Why eBPF is critical and how it's getting better
“In a cloud environment, we just assume that it’s a given that we have tools that allow us to debug performance on a daily basis,” she said. “But without eBPF, we would have to rely on good old tools like TCPdump and strace, and in turn, those would require a lot more system resources, they would be highly inefficient, leading us to investing a lot of dollars in monitoring the fleet at a high scale in a cloud environment.”
Netflix is both a leading contributor and user of eBPF. It also has built out multiple networking tools on its own that use eBPF. Netflix built a network observability sidecar called Flow Exporter, for example. A sidecar is a term used to describe a type of container that operates alongside a cluster. The Flow Exporter uses eBPF to collect and process data.
“We collect all of this data and also use it for traffic forecasting and run it through a large ML (machine learning) model, which in turns, allows us to do interesting things like traffic shaping and dynamically addressing traffic,” she said.

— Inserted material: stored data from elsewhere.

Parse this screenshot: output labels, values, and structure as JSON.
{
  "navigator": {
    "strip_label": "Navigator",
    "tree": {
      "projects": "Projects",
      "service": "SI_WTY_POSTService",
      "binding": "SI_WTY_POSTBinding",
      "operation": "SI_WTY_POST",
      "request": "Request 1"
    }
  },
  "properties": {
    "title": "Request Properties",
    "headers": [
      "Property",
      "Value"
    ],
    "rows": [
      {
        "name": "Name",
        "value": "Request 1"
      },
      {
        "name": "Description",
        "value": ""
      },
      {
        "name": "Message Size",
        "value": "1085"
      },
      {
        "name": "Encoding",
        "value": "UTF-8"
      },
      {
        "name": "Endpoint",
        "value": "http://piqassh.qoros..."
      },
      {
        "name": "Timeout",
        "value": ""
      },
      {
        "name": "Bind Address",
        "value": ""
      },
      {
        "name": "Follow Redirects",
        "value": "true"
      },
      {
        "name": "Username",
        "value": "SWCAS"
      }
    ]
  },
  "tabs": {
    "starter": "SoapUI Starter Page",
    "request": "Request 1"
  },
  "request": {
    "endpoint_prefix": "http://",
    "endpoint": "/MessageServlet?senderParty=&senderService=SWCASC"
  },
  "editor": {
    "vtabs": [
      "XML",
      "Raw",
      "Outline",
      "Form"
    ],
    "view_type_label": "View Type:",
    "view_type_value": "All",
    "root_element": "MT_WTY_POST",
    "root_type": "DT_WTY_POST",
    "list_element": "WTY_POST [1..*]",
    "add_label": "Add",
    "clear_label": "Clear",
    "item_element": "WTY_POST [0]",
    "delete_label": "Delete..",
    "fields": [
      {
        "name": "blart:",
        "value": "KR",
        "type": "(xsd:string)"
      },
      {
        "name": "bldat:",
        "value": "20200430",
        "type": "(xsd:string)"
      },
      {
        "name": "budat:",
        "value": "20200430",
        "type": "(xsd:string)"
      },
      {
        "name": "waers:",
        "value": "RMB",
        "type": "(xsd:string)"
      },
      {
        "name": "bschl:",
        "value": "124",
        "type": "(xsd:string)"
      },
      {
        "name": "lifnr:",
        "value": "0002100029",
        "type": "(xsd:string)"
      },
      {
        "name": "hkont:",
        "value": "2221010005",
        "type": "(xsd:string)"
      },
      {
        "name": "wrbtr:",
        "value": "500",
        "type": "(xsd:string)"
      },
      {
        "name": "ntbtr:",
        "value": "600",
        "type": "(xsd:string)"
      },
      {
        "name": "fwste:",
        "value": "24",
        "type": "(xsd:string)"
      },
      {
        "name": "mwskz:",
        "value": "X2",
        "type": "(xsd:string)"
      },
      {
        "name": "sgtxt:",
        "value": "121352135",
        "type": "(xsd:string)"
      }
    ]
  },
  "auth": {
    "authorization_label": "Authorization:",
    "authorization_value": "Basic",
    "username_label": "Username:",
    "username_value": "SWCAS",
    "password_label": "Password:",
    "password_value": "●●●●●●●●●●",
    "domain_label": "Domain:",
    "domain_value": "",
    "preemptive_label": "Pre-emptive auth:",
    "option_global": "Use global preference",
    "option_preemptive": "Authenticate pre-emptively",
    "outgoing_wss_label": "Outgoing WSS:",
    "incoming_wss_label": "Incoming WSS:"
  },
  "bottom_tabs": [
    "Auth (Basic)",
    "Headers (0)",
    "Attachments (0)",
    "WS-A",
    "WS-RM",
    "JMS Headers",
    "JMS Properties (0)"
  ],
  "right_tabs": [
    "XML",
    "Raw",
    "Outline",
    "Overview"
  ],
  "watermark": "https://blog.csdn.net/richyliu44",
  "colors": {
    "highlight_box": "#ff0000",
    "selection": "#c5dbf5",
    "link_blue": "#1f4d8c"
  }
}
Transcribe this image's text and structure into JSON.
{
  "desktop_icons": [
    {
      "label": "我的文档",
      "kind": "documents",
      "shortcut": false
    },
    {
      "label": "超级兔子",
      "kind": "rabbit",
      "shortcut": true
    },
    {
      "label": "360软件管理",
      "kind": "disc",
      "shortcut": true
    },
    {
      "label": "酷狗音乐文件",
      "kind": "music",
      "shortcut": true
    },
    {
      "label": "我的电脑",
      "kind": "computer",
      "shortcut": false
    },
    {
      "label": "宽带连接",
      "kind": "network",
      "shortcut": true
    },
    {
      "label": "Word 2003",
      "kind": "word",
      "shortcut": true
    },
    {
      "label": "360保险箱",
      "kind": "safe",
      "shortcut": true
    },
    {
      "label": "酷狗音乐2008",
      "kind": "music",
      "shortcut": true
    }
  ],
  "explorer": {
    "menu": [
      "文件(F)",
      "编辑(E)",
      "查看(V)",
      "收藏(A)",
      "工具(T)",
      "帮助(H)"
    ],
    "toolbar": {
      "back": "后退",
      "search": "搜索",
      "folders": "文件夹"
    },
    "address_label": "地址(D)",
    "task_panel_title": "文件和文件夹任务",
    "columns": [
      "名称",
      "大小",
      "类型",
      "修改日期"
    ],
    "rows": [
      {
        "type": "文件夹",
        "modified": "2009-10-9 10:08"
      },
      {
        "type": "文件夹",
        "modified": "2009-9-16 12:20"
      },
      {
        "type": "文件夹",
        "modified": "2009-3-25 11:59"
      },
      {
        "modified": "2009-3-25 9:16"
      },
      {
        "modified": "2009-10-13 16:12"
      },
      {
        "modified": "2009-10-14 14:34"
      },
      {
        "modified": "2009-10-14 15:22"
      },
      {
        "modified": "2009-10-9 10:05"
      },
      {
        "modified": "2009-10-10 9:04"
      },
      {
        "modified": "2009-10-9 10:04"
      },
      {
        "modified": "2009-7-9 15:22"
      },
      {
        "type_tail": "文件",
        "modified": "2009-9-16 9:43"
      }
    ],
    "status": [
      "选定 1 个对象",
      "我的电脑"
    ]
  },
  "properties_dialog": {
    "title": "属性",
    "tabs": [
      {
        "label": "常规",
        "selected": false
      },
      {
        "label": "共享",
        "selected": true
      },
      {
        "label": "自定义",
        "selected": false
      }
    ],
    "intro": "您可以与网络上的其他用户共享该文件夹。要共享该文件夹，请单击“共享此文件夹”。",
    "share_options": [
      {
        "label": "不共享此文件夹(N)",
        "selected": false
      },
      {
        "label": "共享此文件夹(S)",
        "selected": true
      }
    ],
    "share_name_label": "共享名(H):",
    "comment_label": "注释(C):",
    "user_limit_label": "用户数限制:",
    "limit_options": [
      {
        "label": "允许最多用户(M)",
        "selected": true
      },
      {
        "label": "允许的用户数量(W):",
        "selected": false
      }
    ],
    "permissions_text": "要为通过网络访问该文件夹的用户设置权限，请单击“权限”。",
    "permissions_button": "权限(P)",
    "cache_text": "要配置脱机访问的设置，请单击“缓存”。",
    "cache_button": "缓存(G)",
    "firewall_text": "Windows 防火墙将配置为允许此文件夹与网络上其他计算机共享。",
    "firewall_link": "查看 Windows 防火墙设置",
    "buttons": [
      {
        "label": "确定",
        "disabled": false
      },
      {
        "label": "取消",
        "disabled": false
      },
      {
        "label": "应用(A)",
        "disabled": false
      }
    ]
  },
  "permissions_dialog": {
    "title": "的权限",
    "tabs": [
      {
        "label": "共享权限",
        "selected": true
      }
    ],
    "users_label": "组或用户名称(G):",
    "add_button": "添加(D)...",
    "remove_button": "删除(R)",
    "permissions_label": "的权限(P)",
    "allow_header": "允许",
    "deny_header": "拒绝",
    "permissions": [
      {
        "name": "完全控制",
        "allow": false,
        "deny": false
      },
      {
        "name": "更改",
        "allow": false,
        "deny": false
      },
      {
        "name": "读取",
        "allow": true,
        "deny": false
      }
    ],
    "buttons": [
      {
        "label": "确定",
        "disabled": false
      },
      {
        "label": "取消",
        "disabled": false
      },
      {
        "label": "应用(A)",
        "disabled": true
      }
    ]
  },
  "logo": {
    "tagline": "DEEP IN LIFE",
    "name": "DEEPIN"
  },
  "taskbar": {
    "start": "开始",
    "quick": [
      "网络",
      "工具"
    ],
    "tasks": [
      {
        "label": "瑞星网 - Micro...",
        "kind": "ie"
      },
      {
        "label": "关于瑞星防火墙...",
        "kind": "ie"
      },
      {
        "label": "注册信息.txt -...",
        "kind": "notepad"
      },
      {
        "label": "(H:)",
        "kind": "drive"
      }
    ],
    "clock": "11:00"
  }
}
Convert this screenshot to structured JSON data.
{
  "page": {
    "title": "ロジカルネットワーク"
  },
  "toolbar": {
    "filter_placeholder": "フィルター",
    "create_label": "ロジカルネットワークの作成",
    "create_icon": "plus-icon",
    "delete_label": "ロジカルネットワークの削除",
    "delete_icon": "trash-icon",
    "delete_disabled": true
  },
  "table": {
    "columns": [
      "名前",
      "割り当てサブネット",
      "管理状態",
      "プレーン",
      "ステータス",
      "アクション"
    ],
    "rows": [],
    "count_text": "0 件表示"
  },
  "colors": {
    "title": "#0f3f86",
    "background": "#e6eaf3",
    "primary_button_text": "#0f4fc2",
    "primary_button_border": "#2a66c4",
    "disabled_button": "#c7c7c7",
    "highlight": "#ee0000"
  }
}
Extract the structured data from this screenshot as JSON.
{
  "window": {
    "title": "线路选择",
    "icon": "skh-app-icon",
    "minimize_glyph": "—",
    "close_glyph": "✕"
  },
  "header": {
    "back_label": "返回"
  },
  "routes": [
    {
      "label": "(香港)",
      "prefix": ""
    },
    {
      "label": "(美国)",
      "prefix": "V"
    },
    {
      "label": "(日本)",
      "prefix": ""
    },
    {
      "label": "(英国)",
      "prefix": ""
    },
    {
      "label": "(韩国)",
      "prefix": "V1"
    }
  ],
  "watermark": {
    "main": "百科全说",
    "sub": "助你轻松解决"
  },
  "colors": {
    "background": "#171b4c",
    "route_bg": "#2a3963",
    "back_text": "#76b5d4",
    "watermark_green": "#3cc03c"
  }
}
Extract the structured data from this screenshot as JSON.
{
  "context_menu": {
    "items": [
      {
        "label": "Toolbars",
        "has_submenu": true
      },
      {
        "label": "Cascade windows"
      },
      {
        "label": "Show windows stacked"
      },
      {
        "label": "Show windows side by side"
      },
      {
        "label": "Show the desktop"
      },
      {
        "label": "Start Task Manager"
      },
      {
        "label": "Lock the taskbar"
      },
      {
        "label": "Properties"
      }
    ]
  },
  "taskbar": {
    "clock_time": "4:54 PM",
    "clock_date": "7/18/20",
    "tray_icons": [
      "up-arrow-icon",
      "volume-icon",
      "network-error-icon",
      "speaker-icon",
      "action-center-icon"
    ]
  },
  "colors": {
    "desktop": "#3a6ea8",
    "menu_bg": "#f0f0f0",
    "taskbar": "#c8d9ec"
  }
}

The challenge of dealing with noisy neighbors is familiar to many networking professionals. Netflix is using eBPF to detect noisy neighbor problems, which can take a toll on application performance if not detected and remediated.
Netflix has also developed a tool called bpftop, which provides a real-time view of eBPF programs and shows stats like average execution, runtime events per seconds and CPU utilization.
Security is another area where Netflix is making use of eBPF as part of its Dropio DDoS (distributed denial of service) mitigation tool. “We invested in building this eBPF-based module that is actually highly efficient in enforcing IP-based rules,” she said.